Le kiwi est dans le commerce un fruit récent. Ce n'est que dans la deuxième moitié du XXe siècle que les néo-zélandais eurent le trait de génie de l'affubler du nom du plus célèbre représentant de leur faune locale. Jusque là, cette délicatesse n'avait alors de nom que savant – Actinidia Deliciosa – ou approximatif: groseille de Chine. Résultat: pour le commun des mortels, le kiwi est néo-zélandais, alors que son berceau d'origine est bien la vallée du Yang-Tsé-Kiang, en Chine. Avec ce même savoir-faire, les néo-zélandais ont ouvert le marché et fait de ce fruit un habitué de vos rayons. Véritable bombe de vitamines, riche en minéraux et offrant un apport calorique modeste, il est un rêve de diététicien. Et un plaisir pour le consommateur, qui a le choix entre les variétés vertes et les variétés jaunes plus récentes, qui ont eu le mérite de dynamiser un marché aujourd'hui plutôt morose.

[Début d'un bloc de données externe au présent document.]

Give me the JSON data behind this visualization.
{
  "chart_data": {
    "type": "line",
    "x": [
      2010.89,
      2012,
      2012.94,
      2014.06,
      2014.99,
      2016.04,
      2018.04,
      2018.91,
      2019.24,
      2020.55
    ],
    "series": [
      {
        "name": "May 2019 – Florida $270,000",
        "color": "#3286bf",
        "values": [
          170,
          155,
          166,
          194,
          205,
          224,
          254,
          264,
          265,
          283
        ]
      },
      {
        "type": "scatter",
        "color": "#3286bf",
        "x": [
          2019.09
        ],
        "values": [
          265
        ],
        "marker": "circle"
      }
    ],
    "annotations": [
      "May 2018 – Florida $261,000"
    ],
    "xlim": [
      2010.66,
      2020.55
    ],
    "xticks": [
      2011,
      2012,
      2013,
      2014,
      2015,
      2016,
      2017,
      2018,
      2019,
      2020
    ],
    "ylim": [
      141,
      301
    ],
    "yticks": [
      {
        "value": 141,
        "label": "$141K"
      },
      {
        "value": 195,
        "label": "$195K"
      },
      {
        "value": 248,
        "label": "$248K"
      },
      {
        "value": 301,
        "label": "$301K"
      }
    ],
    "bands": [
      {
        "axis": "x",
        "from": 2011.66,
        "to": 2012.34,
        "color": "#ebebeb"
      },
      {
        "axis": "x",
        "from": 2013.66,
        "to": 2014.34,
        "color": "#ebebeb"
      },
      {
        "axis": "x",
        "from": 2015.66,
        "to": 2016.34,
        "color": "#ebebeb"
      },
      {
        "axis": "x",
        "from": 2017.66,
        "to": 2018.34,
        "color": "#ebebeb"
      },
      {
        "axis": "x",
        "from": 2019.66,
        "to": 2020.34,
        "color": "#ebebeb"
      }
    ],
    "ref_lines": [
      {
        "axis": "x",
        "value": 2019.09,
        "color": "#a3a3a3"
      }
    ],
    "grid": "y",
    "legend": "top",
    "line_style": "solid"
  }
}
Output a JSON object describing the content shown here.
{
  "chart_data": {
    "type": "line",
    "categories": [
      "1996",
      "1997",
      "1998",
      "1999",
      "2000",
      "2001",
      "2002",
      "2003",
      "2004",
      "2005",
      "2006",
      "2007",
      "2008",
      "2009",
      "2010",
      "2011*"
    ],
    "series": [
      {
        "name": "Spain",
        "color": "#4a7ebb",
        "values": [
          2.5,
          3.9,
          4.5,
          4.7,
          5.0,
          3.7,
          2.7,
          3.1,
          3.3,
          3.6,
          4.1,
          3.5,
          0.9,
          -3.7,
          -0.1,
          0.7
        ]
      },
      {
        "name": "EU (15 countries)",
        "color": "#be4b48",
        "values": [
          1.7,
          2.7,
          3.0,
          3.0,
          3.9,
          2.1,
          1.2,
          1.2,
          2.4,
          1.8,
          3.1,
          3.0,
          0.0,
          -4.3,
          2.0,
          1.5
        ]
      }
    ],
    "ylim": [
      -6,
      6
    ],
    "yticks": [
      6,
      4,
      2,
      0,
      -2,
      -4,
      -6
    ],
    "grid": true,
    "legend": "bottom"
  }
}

Pas étonnant dès lors qu'il ait trouvé sa place dans le panier, en encourageant l'extension de son aire de production. Les principaux pays producteurs? Italie, Nouvelle-Zélande, Chili, Grèce et France. Sur le marché mondial, la première ligne de fracture est celle des saisons: les fruits de l'hémisphère sud sont disponibles d'avril-mai à octobre-novembre. Les kiwis de l'hémisphère nord prennent le relais d'octobre-novembre jusqu'à juin. Et la bagarre est féroce: tous ces pays producteurs sont présents à l'export sur les marchés de leur concurrents. Ajoutez-y l'effet "d'overlapping" entre les productions du nord et du sud, où la couture n'est jamais franche, et vous comprendrez que les prix soient sous pression. Ce qui nous amène à la deuxième fracture, celle qui tend à segmenter l'offre en fruits "premier prix" (un axe surtout choisi par l'Italie et la Grèce) et en kiwis haut de gamme. Un segment qualitatif où la Nouvelle-Zélande occupe le terrain dans l'hémisphère sud (en été), et où la France s'organise aujourd'hui pour tenir la corde au nord en hiver.
French touchEn tête des plus gros importateurs de kiwis figurent... la Belgique et l'Espagne. Deux pays de connaisseurs, ainsi que le confirme Julien Pédelucq, un producteur français dont nous avons recueilli le témoignage: "La Belgique et l'Espagne sont deux marchés de choix, des pays où les consommateurs voulaient les plus beaux fruits. Mais l'accélération de la crise tend à les ramener vers les pratiques des autres marchés export, où l'on achète d'abord un prix." Hors de question pourtant de participer à cette dévalorisation du produit. Monsieur Pédelucq illustre bien l'orientation prise par les producteurs français.
Dans sa vallée de l'Adour, il commercialise sous la marque Sikig des fruits axés sur la qualité. Un état d'esprit partagé dans la filière française et les différents terroirs où elle s'exprime: essentiellement le Sud-Ouest, la Vallée du Rhône et la Corse. Et la qualité, celà commence par la date de récolte. Une fois cueilli, le kiwi se conserve longtemps, s'il est stocké dans de bonnes conditions. Mais quand le récolter? "La filière francaise du kiwi est la première et la seule à avoir imposé des dates de ramassage en fonction du taux de sucre, et celles-ci sont beaucoup plus tardives que dans les autres pays européens. Aucun fruit français n'a cette année été récolté avant le 6 novembre, alors que l'Italie a démarré entre fin septembre et début octobre. Cette discipline commune permet une présence nettement plus importante de matière sèche, gâge de goût et de sucre." La démarche de qualité touche aussi les conditions de culture ou de traitement, ainsi que la recherche et sélection de plants résistants à une bactériose, la Ps (Pseudomonas syringae), un fléau qui ravage déjà les vergers italiens et néo-zélandais.
Décidé à bien faire, le kiwi français entend le faire savoir. La filière a donc entrepris un vaste effort de communication pour sensibiliser le marché, et développé un label identifiant les fruits de sa production pour mieux fidéliser le consommateur à origine. Résumons: le kiwi français veut se faire un joli prénom. On en revient toujours avec ce fruit à des questions de patronyme. La preuve: l'arbre porteur n'a toujours pas trouvé le sien. Toutes les propositions sont bienvenues.